In Sichtweite des Felsens von Gibraltar – dem britischen Stachel im spanischen Fleisch – besitzt auch Spanien zwei Exklaven auf dem afrikanischen Kontinent: Ceuta und Melilla. Einst kamen verfolgte Juden und Christen hierher. Heute steht hier eine Mauer, um die „Festung Europa“ zu sichern: Ein überdimensionierter Zaun macht den alten Kontinent schon auf afrikanischem Boden zum Bollwerk vor dem Ansturm afrikanischer Flüchtlinge.

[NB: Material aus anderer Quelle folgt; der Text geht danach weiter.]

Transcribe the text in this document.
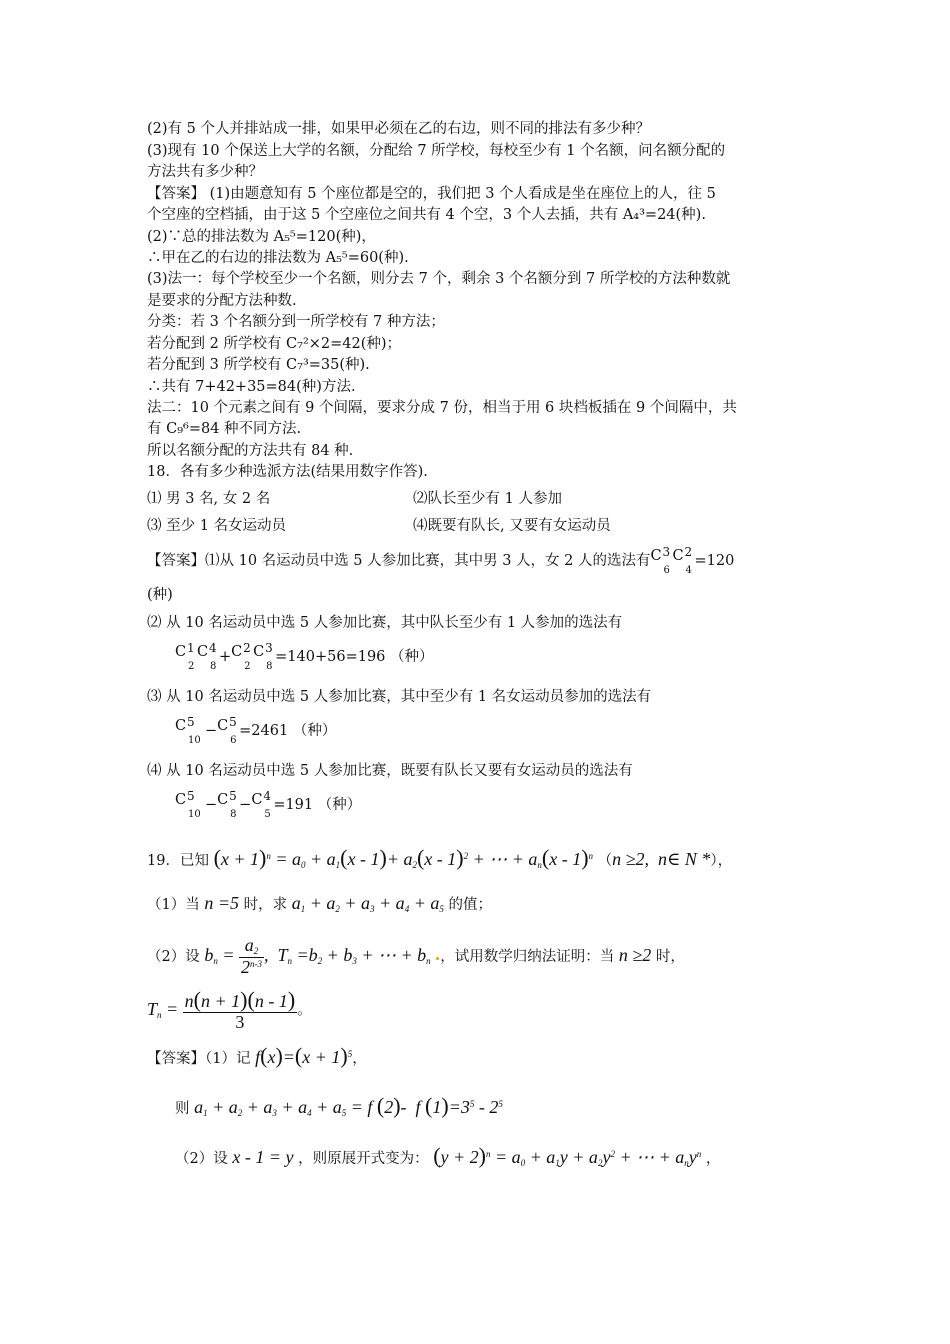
(2)有 5 个人并排站成一排，如果甲必须在乙的右边，则不同的排法有多少种？
(3)现有 10 个保送上大学的名额，分配给 7 所学校，每校至少有 1 个名额，问名额分配的
方法共有多少种？
【答案】 (1)由题意知有 5 个座位都是空的，我们把 3 个人看成是坐在座位上的人，往 5
个空座的空档插，由于这 5 个空座位之间共有 4 个空，3 个人去插，共有 A₄³=24(种).
(2)∵总的排法数为 A₅⁵=120(种)，
∴甲在乙的右边的排法数为 A₅⁵=60(种).
(3)法一：每个学校至少一个名额，则分去 7 个，剩余 3 个名额分到 7 所学校的方法种数就
是要求的分配方法种数.
分类：若 3 个名额分到一所学校有 7 种方法；
若分配到 2 所学校有 C₇²×2=42(种)；
若分配到 3 所学校有 C₇³=35(种).
∴共有 7+42+35=84(种)方法.
法二：10 个元素之间有 9 个间隔，要求分成 7 份，相当于用 6 块档板插在 9 个间隔中，共
有 C₉⁶=84 种不同方法.
所以名额分配的方法共有 84 种.
18．各有多少种选派方法(结果用数字作答).
⑴ 男 3 名, 女 2 名	⑵队长至少有 1 人参加
⑶ 至少 1 名女运动员	⑷既要有队长, 又要有女运动员
【答案】⑴从 10 名运动员中选 5 人参加比赛，其中男 3 人，女 2 人的选法有 C 3
6
C 2
4
=120
(种)
⑵ 从 10 名运动员中选 5 人参加比赛，其中队长至少有 1 人参加的选法有
C 1
2
C 4
8
+ C 2
2
C 3
8
=140+56=196 （种）
⑶ 从 10 名运动员中选 5 人参加比赛，其中至少有 1 名女运动员参加的选法有
C 5
10
− C 5
6
=2461 （种）
⑷ 从 10 名运动员中选 5 人参加比赛，既要有队长又要有女运动员的选法有
C 5
10
− C 5
8
− C 4
5
=191 （种）
19．已知 $(x + 1)^n = a_0 + a_1(x - 1)+ a_2(x - 1)^2$ + ⋯ + $a_n(x - 1)^n$ （n ≥2,  n∈ N *），
（1）当 n =5 时，求 $a_1 + a_2 + a_3 + a_4 + a_5$ 的值；
（2）设 $b_n = \frac{a_2}{2^{n-3}}$ ,  $T_n =b_2 + b_3$ + ⋯ + $b_n$ ，试用数学归纳法证明：当 n ≥2 时，
$T_n = \frac{n(n + 1)(n - 1)}{3}$ 。
【答案】（1）记 $f(x)=(x + 1)^5$，
则 $a_1 + a_2 + a_3 + a_4 + a_5 = f$ (2)-  f $(1)=3^5 - 2^5$
（2）设 x - 1 = y ，则原展开式变为： $(y + 2)^n = a_0 + a_1y + a_2y^2$ + ⋯ + $a_ny^n$ ，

Auch andere Skurrilitäten fristen hier ihr Dasein. Ceuta besitzt einen Freihafen, viele Dinge, wie Sprit oder Alkohol, sind subventioniert oder zollfrei. Das verleitet manchen marokkanischen Jugendlichen dazu, hier Party zu machen. Die Bewohner der angrenzenden marokkanischen Dörfer dürfen außerdem zollfrei Waren über die Grenze schaffen – so viel ein geschundener Körper tragen kann. Jegliches Fahrzeug ist verboten. Eine Butterfahrt ohne Schiff sozusagen. Meist erledigen die Frauen diesen harten Job. „Maultierfrauen“ werden sie genannt. Ich sehe gebeugte, ärmlich gekleidete Gestalten, die palettenweise Joghurt über die Grenze schleppen. Bis zu fünfzig Kilogramm Alkohol, Lebensmittel oder Beauty-Lotion sind eine normale Last im kleinen Grenzverkehr. Orthopäden oder Arbeitsschützer haben hier Pause. Die Spanier freuen sich derweil über die zusätzliche marokkanische Kaufkraft. Marokko entgehen zwar Zolleinnahmen in Millionenhöhe, die Bevölkerung freut sich jedoch über die günstige Schmuggelware. Warum das Ganze ewig so weiterlaufen kann? Wahrscheinlich, weil die „richtigen“ Leute mitverdienen, vielleicht weil dieses Geschäft eine Art Ventil ist? Wie überall auf der Welt bleibt nur der kleinste Teil des Profits bei den Lastenträgern selbst hängen. Das große Geld machen andere.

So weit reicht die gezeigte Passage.